Both priests allegedly molested T.A. over the next several years. In 1988, Conn, then 36, was arrested and later admitted to molesting six altar boys between the ages of 11 and 13, court records show. He is believed to be the only accused priest within the Seattle Archdiocese to be convicted for crimes committed in Washington.
The other recently settled cases involve similar circumstances of neglect and cover-up, according to the men’s lawyers.
One of the alleged victims, T.H., was 13 in 1979 when he and his family attended St. Francis of Assisi Parish in Burien where Father John Forrester was assigned. By then, a psychiatrist also had warned the archdiocese that Forrester had history of abusing kids. While the diocese ordered Forrester to get therapy, it allowed him to keep working as a priest and with children, Pfau said.
Another man, J.M., alleges he was sexually abused by Cody in the early 1960s while he was a parishioner at Holy Family Parish in Seattle. Records show that, as early as the late 1950s, Connolly and other high-ranking clergy in Seattle knew Cody was a pedophile, but continually moved him from parish to parish as complaints against him emerged.
Still another man, K.Q., alleges that he, like Hauer, was abused by Marmo, after the priest befriended his family during an assignment at a Catholic church in Everett.

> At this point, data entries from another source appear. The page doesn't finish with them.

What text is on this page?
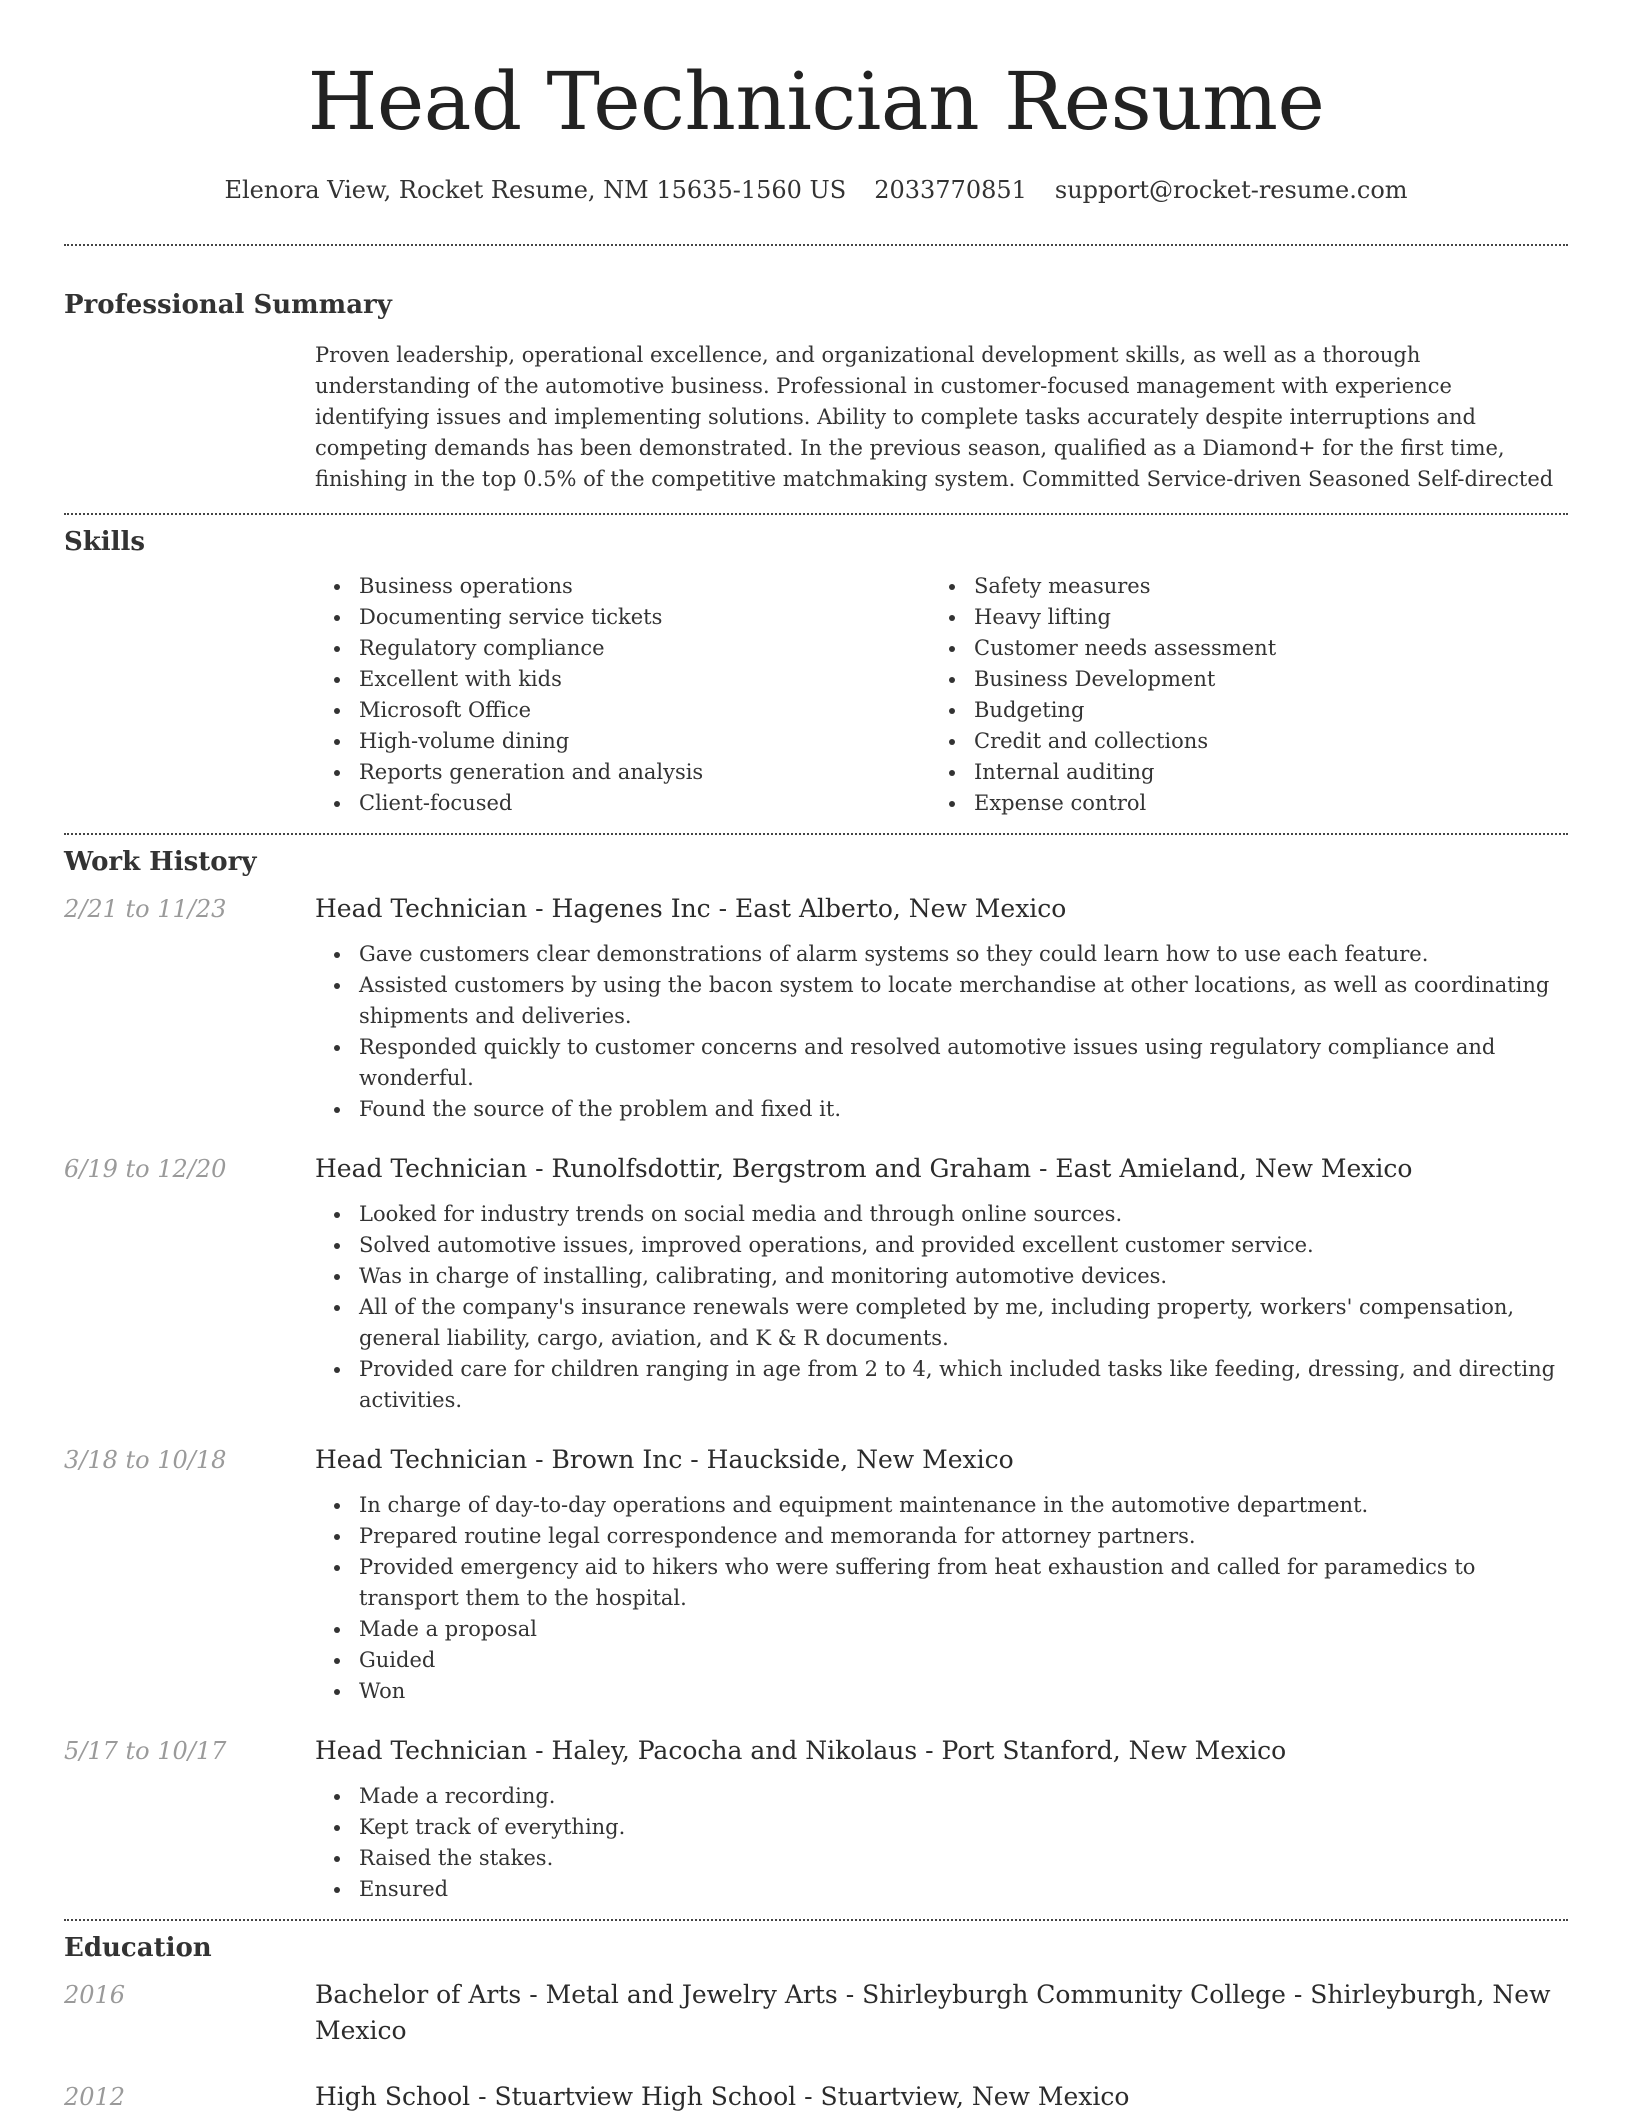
Head Technician Resume
Elenora View, Rocket Resume, NM 15635-1560 US 2033770851 support@rocket-resume.com
Professional Summary
Proven leadership, operational excellence, and organizational development skills, as well as a thorough understanding of the automotive business. Professional in customer-focused management with experience identifying issues and implementing solutions. Ability to complete tasks accurately despite interruptions and competing demands has been demonstrated. In the previous season, qualified as a Diamond+ for the first time, finishing in the top 0.5% of the competitive matchmaking system. Committed Service-driven Seasoned Self-directed
Skills
Business operations
Documenting service tickets
Regulatory compliance
Excellent with kids
Microsoft Office
High-volume dining
Reports generation and analysis
Client-focused
Safety measures
Heavy lifting
Customer needs assessment
Business Development
Budgeting
Credit and collections
Internal auditing
Expense control
Work History
2/21 to 11/23	Head Technician - Hagenes Inc - East Alberto, New Mexico
Gave customers clear demonstrations of alarm systems so they could learn how to use each feature.
Assisted customers by using the bacon system to locate merchandise at other locations, as well as coordinating shipments and deliveries.
Responded quickly to customer concerns and resolved automotive issues using regulatory compliance and wonderful.
Found the source of the problem and fixed it.
6/19 to 12/20	Head Technician - Runolfsdottir, Bergstrom and Graham - East Amieland, New Mexico
Looked for industry trends on social media and through online sources.
Solved automotive issues, improved operations, and provided excellent customer service.
Was in charge of installing, calibrating, and monitoring automotive devices.
All of the company's insurance renewals were completed by me, including property, workers' compensation, general liability, cargo, aviation, and K & R documents.
Provided care for children ranging in age from 2 to 4, which included tasks like feeding, dressing, and directing activities.
3/18 to 10/18	Head Technician - Brown Inc - Hauckside, New Mexico
In charge of day-to-day operations and equipment maintenance in the automotive department.
Prepared routine legal correspondence and memoranda for attorney partners.
Provided emergency aid to hikers who were suffering from heat exhaustion and called for paramedics to transport them to the hospital.
Made a proposal
Guided
Won
5/17 to 10/17	Head Technician - Haley, Pacocha and Nikolaus - Port Stanford, New Mexico
Made a recording.
Kept track of everything.
Raised the stakes.
Ensured
Education
2016	Bachelor of Arts - Metal and Jewelry Arts - Shirleyburgh Community College - Shirleyburgh, New Mexico
2012	High School - Stuartview High School - Stuartview, New Mexico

G.C., a sixth man to recently receive a settlement, said in an interview Monday that Pitsch started abusing him at St. Patrick Parish in Tacoma when he was just 8.
List of accused priests
Now 58 and working in the construction industry, G.C., who asked not to be named, said his parents both worked when he was a boy. After school, he would go to a relative’s home near the Tacoma church. When the head priest who the boy viewed as a hero singled him out as his special helper at the church, G.C. said his devout family “was over the moon.”
In the decades since, G.C. never told anyone about those three years that Pitsch sexually abused him. Then, two years ago, when the diocese released its list of accused priests, seeing Pitsch’s name triggered a flood in G.C.
“Just this wash of emotion — relief, anger, fear — it’s indescribable,” he said. “I told myself, I’m not going to live with this anymore.”
Along with filing his lawsuit, G.C. is now getting counseling and has opened up to his wife and family about what happened.
Hauer, too, is getting therapy. But he said he also seeks peace through his Catholic faith and “the traditions and values that are supposed to be in this organized religion.”
While G.C. avoided religion and no longer believes in God, he and Hauer separately share a common compulsion: Calling upon the church to come clean about its abusive history.
“The system that’s in place where the abusers are protected and there’s this ring of support that enables them has to be broken,” Hauer said. “And if I’ve had an experience that has given me insight and perspective on that inner ring, then I have a responsibility to speak to it. And that’s what I’m doing.”
“If the church wants to fix themselves, they must be totally transparent,” G.C. added. “There doesn’t need to be secret files. This happened. Fix your goddamned problem.”